One of the algorithm’s developers told ProPublica that leasing agents had “too much empathy” compared to computer generated pricing.
You can learn more about them here and why this antitrust case is so important:
https://www.propublica.org/article/yieldstar-rent-increase-realpage-rent
No, they don’t have a point. The software is clearly created explicitly for the purpose of collusion for maximizing rent.
But that’s the thing, it’s not “collusion” in the sense that rental companies all conspired to raise rates at the same time. None of them actually collaborated with each other.
At the same time, the software isn’t designed for collusion at all. It is just hoovering up public data. It is not doing anything that the companies couldn’t do themselves, and they have to keep all their client data separate.
The end result is collusion, once enough companies are using this software that their price increases drive the public market and then get sucked into the algorithm and generate more price increases. But there is no action by any party which a court can point to and shout “Collusion!”. There are enough independent actions that just happen to go in the same direction. That’s the reason why new legislation may be necessary, in order to catch this sort of distributed algorithmically-enabled collusion.

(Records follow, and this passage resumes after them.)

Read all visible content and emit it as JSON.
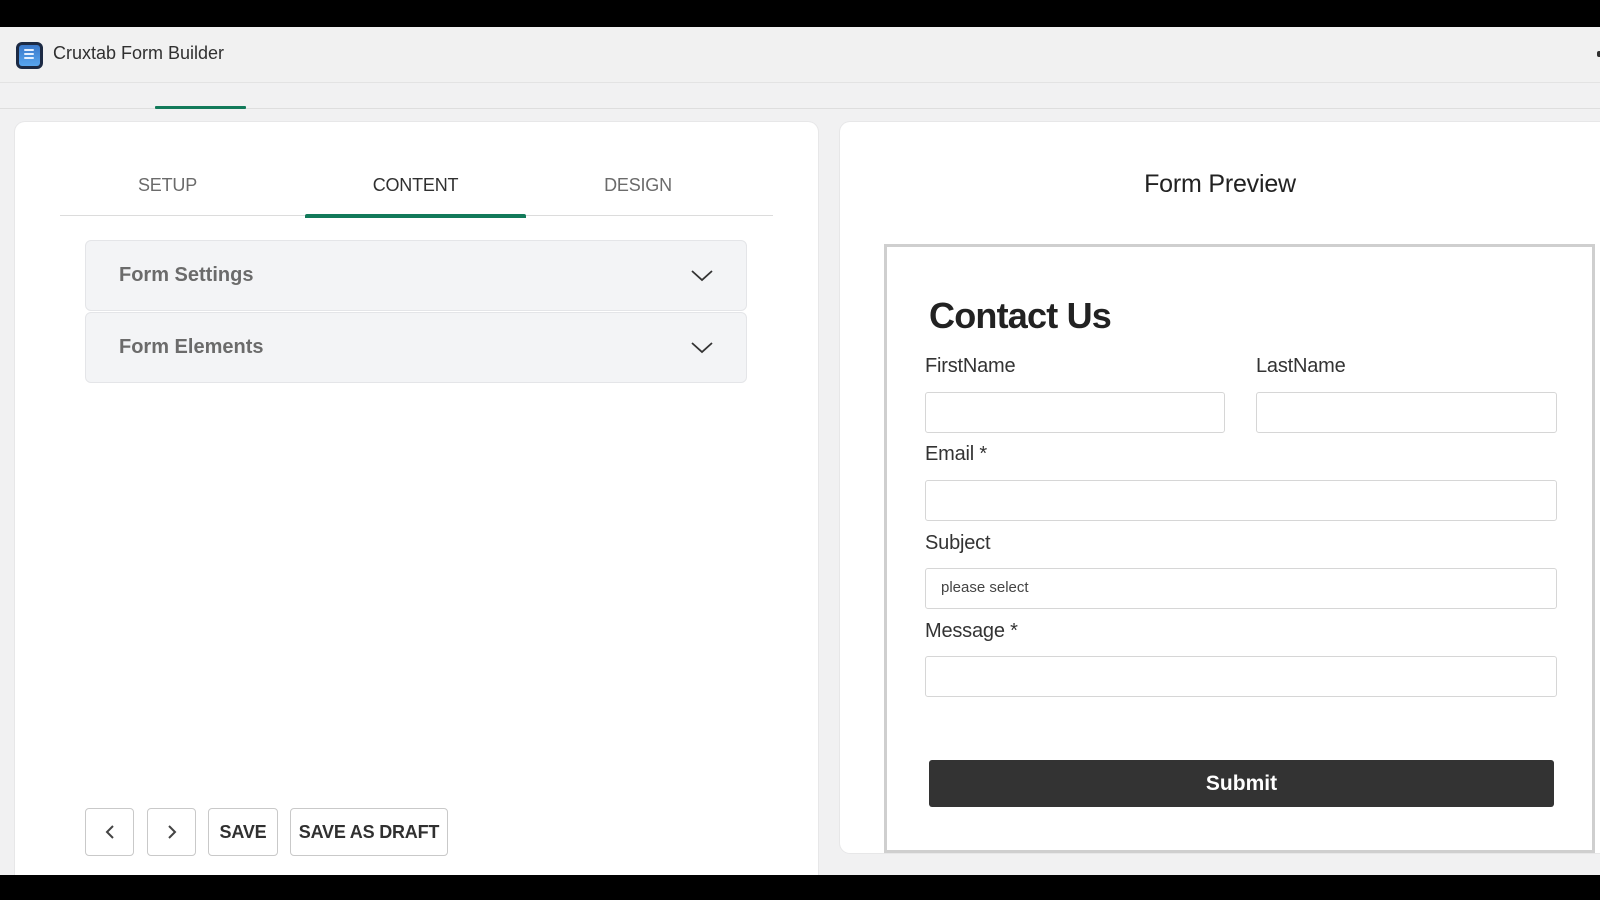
{
  "app": {
    "title": "Cruxtab Form Builder",
    "icon": "form-builder-app-icon"
  },
  "editor": {
    "tabs": [
      {
        "label": "SETUP",
        "active": false
      },
      {
        "label": "CONTENT",
        "active": true
      },
      {
        "label": "DESIGN",
        "active": false
      }
    ],
    "accordions": [
      {
        "title": "Form Settings",
        "icon": "chevron-down-icon",
        "expanded": false
      },
      {
        "title": "Form Elements",
        "icon": "chevron-down-icon",
        "expanded": false
      }
    ],
    "actions": {
      "prev_icon": "chevron-left-icon",
      "next_icon": "chevron-right-icon",
      "save_label": "SAVE",
      "save_draft_label": "SAVE AS DRAFT"
    }
  },
  "preview": {
    "title": "Form Preview",
    "form": {
      "heading": "Contact Us",
      "fields": {
        "first_name": {
          "label": "FirstName",
          "value": ""
        },
        "last_name": {
          "label": "LastName",
          "value": ""
        },
        "email": {
          "label": "Email *",
          "value": ""
        },
        "subject": {
          "label": "Subject",
          "selected": "please select"
        },
        "message": {
          "label": "Message *",
          "value": ""
        }
      },
      "submit_label": "Submit"
    }
  },
  "colors": {
    "accent": "#127a5a",
    "submit_bg": "#333333",
    "page_bg": "#f1f1f2"
  }
}
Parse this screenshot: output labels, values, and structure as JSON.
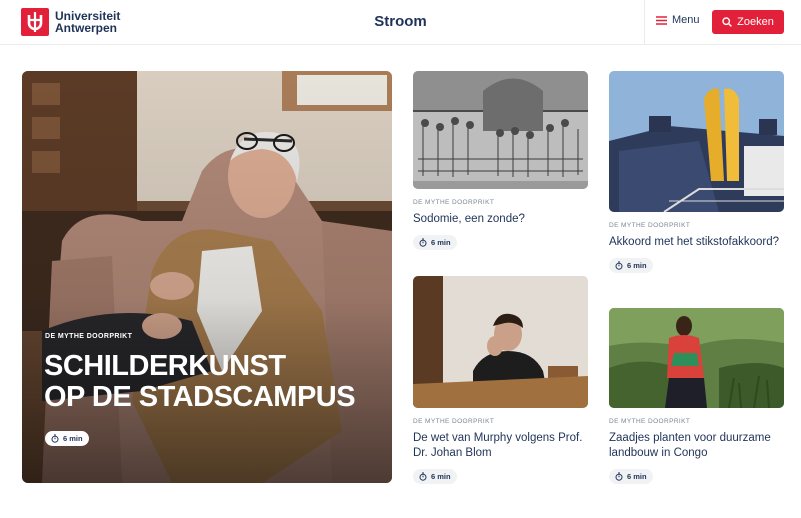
{
  "header": {
    "logo_line1": "Universiteit",
    "logo_line2": "Antwerpen",
    "site_title": "Stroom",
    "menu_label": "Menu",
    "search_label": "Zoeken",
    "icons": {
      "menu": "hamburger-icon",
      "search": "search-icon"
    },
    "colors": {
      "brand_red": "#e3203a",
      "navy": "#1f3358"
    }
  },
  "feature": {
    "kicker": "DE MYTHE DOORPRIKT",
    "title_line1": "Schilderkunst",
    "title_line2": "op de stadscampus",
    "read_time": "6 min"
  },
  "cards": [
    {
      "kicker": "DE MYTHE DOORPRIKT",
      "title": "Sodomie, een zonde?",
      "read_time": "6 min"
    },
    {
      "kicker": "DE MYTHE DOORPRIKT",
      "title": "Akkoord met het stikstofakkoord?",
      "read_time": "6 min"
    },
    {
      "kicker": "DE MYTHE DOORPRIKT",
      "title": "De wet van Murphy volgens Prof. Dr. Johan Blom",
      "read_time": "6 min"
    },
    {
      "kicker": "DE MYTHE DOORPRIKT",
      "title": "Zaadjes planten voor duurzame landbouw in Congo",
      "read_time": "6 min"
    }
  ]
}
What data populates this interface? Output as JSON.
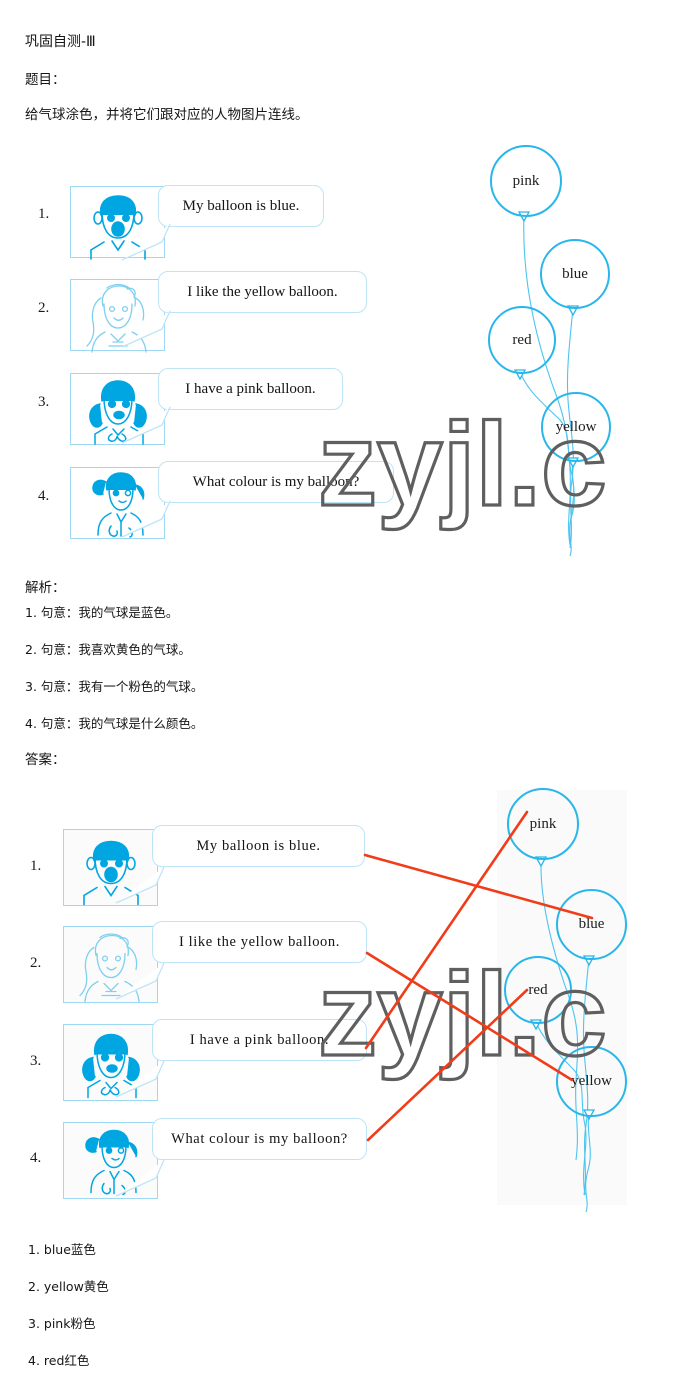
{
  "header": {
    "title": "巩固自测-Ⅲ",
    "question_label": "题目：",
    "instruction": "给气球涂色，并将它们跟对应的人物图片连线。"
  },
  "exercise": {
    "items": [
      {
        "num": "1.",
        "sentence": "My balloon is blue.",
        "face": "boy-curly-hair-face"
      },
      {
        "num": "2.",
        "sentence": "I like the yellow balloon.",
        "face": "girl-long-wavy-hair-face"
      },
      {
        "num": "3.",
        "sentence": "I have a pink balloon.",
        "face": "girl-pigtails-face"
      },
      {
        "num": "4.",
        "sentence": "What colour is my balloon?",
        "face": "girl-side-ponytail-face"
      }
    ],
    "balloons": [
      {
        "label": "pink"
      },
      {
        "label": "blue"
      },
      {
        "label": "red"
      },
      {
        "label": "yellow"
      }
    ]
  },
  "analysis": {
    "label": "解析：",
    "lines": [
      "1. 句意：我的气球是蓝色。",
      "2. 句意：我喜欢黄色的气球。",
      "3. 句意：我有一个粉色的气球。",
      "4. 句意：我的气球是什么颜色。"
    ]
  },
  "answer": {
    "label": "答案：",
    "items": [
      {
        "num": "1.",
        "sentence": "My balloon is blue.",
        "face": "boy-curly-hair-face"
      },
      {
        "num": "2.",
        "sentence": "I like the yellow balloon.",
        "face": "girl-long-wavy-hair-face"
      },
      {
        "num": "3.",
        "sentence": "I have a pink balloon.",
        "face": "girl-pigtails-face"
      },
      {
        "num": "4.",
        "sentence": "What colour is my balloon?",
        "face": "girl-side-ponytail-face"
      }
    ],
    "balloons": [
      {
        "label": "pink"
      },
      {
        "label": "blue"
      },
      {
        "label": "red"
      },
      {
        "label": "yellow"
      }
    ],
    "matches": [
      {
        "from": "1.",
        "to": "blue"
      },
      {
        "from": "2.",
        "to": "yellow"
      },
      {
        "from": "3.",
        "to": "pink"
      },
      {
        "from": "4.",
        "to": "red"
      }
    ],
    "list": [
      "1. blue蓝色",
      "2. yellow黄色",
      "3. pink粉色",
      "4. red红色"
    ]
  },
  "watermark": {
    "text": "zyjl.c"
  },
  "colors": {
    "line": "#f03c18",
    "balloon_stroke": "#29b6ea",
    "character": "#00a6e2",
    "bubble_border": "#bfe4f6",
    "watermark": "#5f5f5f"
  }
}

It is collusion. Information like occupancy and operating costs are shared with the software service to determine the “fair” rent rate. The software takes into account these metrics from many different management companies. If rental management companies were to share this info with eachother directly in order to set pricing, that would constitute an antitrust violation. All the software does is turn the trust into a shell game that’s more difficult to prosecute.
Exactly the point. The software did that for them. On purpose. And then they used it because they knew it would do that work for them. It might be a different kind of collusion but I’m not convinced that matters much, unless like you said, we can make new legislation to state more explicitly that this exact behavior is illegal collusion.
Yeah, I feel like people are too focused on whether or not it’s “legally” collusion.
At the end of the day, it’s a single entity with an overrepresneted ability to set prices.
Yeah, I don’t think this is strictly collusion either, any more than any other data aggregation tool.
But if we would just build housing it wouldn’t even be a fucking problem in the first place.